The artifact is limited by the fact that, due to computing resource restrictions, we did not perform an integrated preprocessing and hyperparameter optimization. Potentially, the simultaneous adjustment of preprocessing techniques and hyperparameters yields better results. Moreover, we selected preprocessing techniques based on a greedy heuristic. An exhaustive search could reveal that another preprocessing pipeline may yield better results. Depending on some of its underlying assumptions, the model’s performance could change significantly. If the system’s resequencing capability is decreased, for example, due to the gains of using the predictions to improve the sequence, different thresholds T must be set for the classification algorithm. Another limitation is the restrictions on product-oriented features. The integration of a broader range of factors and (virtual) sensors (Martin et al. 2021) thus presenting a more comprehensive view, would enhance prediction performance. The online learning shows that the continuous updating of the model significantly enhances its long-term mean validity. However, we noted a high standard deviation across relearning batches. This may be the result of the particularities of the industrial dataset. Although we evaluated different online learning strategies, the development of more advanced strategies could increase prediction performance over time and support long-term validity. Deriving specific actions from the predictions is beyond the scope of this study. We discussed the possibility of incorporating the predictions during the initial sequencing to counter expected delays. Moreover, the predictions can be analyzed to identify underlying weaknesses of the production process for vehicles with a specific set of features—possibly by introducing the transparency of the model (Vössing et al. 2019). Once the predictions are used to intentionally scramble the input sequence, the online learning module needs to take these effects into account. The validity of the AI artifact assumes that no actions are taken.

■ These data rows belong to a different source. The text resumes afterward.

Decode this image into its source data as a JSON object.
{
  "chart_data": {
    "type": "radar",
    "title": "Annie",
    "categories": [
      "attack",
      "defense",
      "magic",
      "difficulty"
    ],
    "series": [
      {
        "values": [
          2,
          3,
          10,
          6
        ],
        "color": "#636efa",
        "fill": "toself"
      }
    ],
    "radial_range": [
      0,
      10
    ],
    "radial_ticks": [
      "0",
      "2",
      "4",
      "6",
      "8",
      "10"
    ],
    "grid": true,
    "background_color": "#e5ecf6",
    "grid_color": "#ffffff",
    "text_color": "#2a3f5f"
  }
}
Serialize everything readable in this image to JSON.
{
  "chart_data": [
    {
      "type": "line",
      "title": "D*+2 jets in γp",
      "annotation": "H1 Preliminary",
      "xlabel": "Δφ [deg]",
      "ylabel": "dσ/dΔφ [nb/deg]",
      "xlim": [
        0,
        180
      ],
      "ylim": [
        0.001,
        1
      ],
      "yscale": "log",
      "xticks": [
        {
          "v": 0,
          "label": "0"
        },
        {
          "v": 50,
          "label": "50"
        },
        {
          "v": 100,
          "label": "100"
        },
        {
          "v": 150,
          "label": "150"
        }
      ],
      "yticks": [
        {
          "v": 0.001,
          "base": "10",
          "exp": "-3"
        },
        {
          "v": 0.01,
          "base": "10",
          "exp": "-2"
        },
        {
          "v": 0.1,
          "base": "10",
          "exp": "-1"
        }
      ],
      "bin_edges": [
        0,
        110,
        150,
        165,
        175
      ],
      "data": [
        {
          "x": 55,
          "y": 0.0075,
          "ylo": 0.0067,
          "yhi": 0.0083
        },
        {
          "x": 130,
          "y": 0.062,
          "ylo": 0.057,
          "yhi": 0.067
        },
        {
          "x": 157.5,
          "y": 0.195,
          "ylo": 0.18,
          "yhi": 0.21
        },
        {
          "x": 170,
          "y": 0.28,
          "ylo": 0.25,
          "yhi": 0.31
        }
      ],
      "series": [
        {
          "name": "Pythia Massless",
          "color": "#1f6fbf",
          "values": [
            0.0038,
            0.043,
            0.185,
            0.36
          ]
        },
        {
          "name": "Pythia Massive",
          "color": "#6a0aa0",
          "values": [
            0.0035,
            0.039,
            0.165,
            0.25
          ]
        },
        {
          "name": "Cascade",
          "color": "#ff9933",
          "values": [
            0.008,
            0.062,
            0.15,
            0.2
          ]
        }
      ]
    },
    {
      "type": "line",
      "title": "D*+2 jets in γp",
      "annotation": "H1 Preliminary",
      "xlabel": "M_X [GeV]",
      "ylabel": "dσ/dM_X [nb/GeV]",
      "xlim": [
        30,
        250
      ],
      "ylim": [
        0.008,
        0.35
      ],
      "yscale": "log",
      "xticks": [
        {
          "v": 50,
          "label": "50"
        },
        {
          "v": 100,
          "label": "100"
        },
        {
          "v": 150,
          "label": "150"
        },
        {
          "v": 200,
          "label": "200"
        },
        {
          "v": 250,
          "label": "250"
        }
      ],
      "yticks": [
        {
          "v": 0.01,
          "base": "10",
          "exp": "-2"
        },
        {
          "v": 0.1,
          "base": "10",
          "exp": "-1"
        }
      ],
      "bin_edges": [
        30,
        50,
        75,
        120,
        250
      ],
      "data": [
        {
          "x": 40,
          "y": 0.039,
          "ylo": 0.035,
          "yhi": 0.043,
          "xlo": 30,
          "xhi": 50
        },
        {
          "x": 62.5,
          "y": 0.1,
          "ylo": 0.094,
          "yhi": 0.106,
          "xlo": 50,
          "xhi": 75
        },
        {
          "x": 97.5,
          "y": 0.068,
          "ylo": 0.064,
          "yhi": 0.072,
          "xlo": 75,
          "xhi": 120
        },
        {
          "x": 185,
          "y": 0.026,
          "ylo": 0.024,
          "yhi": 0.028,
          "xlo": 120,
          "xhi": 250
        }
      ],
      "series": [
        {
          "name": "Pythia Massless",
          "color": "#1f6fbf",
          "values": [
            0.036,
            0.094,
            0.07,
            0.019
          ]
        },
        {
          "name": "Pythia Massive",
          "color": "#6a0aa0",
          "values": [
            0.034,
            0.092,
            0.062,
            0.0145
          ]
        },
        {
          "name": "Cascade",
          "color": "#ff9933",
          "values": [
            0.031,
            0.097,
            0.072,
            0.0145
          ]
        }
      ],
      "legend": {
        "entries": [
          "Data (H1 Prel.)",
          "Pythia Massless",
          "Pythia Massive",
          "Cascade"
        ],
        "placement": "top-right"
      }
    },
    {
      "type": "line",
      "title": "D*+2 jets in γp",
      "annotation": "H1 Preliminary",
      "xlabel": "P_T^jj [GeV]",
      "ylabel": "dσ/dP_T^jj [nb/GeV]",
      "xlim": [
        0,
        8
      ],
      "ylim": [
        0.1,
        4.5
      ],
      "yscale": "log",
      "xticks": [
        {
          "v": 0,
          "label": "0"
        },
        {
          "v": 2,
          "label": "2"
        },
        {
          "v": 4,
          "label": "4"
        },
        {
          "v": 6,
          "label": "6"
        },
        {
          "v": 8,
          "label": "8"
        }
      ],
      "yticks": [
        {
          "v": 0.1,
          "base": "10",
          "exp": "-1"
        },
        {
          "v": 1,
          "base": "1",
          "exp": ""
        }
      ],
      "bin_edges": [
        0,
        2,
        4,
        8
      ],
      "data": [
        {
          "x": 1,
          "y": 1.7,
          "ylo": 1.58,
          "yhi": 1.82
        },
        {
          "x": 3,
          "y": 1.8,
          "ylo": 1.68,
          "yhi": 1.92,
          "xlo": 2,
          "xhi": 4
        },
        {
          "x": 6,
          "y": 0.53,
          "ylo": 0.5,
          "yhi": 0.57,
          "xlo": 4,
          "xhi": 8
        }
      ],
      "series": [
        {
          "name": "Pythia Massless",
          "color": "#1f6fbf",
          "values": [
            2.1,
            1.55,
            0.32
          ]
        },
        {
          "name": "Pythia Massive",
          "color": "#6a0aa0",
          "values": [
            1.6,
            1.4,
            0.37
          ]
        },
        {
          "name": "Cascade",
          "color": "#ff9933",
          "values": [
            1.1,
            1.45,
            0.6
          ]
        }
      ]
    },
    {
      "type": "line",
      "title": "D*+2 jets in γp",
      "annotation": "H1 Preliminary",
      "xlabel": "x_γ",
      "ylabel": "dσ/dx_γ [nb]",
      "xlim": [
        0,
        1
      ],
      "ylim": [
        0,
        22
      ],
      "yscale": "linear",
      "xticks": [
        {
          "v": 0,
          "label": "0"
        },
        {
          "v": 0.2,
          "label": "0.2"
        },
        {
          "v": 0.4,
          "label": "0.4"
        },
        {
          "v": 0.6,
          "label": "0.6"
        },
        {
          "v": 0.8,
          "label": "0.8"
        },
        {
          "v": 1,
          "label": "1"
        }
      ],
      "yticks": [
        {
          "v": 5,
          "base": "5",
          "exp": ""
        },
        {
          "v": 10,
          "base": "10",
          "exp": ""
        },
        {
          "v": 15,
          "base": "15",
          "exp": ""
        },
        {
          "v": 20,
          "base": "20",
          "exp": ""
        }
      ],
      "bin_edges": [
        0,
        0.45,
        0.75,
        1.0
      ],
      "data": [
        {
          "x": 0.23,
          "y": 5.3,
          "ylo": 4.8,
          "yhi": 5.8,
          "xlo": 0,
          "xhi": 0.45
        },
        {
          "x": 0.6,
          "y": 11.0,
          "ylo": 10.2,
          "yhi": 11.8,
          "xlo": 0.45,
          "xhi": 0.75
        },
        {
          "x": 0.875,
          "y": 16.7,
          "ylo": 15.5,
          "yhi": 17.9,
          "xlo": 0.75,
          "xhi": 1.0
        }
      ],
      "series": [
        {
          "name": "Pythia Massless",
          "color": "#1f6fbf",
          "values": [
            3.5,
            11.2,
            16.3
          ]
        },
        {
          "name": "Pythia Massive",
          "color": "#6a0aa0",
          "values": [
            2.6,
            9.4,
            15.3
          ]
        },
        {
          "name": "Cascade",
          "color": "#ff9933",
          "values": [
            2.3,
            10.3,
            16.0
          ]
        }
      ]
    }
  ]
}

Further research is needed to integrate the proposed methodology and existing operational or process-oriented studies. An integrated approach that simultaneously acknowledges all relevant factors is required to improve the results of this study. Further steps to improve the model could include continuous predictions, that is, a process-mining methodology that updates the predictions based on the concurrent state of the production line, buffer filling level, and machine conditions. This methodology can adjust predictions when issues arise during the runtime of the production line and when factors that were not known at the start of the production process are internalized. Apart from a binary classification, the problem can also be modeled as a regression. By discriminating vehicles according to their expected degree of delay, the results of a regression model would allow even more appropriate counteractions.

In accordance with the work of Peres et al. (2019) on multistage quality control using machine learning, we underline the potential improvements of artificial intelligence models to the stability of automotive production processes. However, currently, there is no comparable study that investigates the influence of product-related features on sequence scrambling using SML models. Our results indicate that, pending future research, improvements could be achieved by combining product, operational, and process-oriented features within a single AI artifact. Moreover, the assessment of advanced online learning strategies is an important area for further research. However, the generalizability of the model is limited to mixed-model production lines with a stabilized assembly line sequence. Additional studies are required to derive specific actions from the predictions. Further studies should also consider the interdependencies that arise when actions are taken to intentionally scramble the sequence while the model is updated and making predictions. The question needs to be answered how counteractions affect the stability of the prediction model. Nonetheless, our AI artifact’s current performance facilitates the introduction of substantive improvements to complex production processes on mixed-model assembly lines and generates long-term value by utilizing artificial intelligence tools.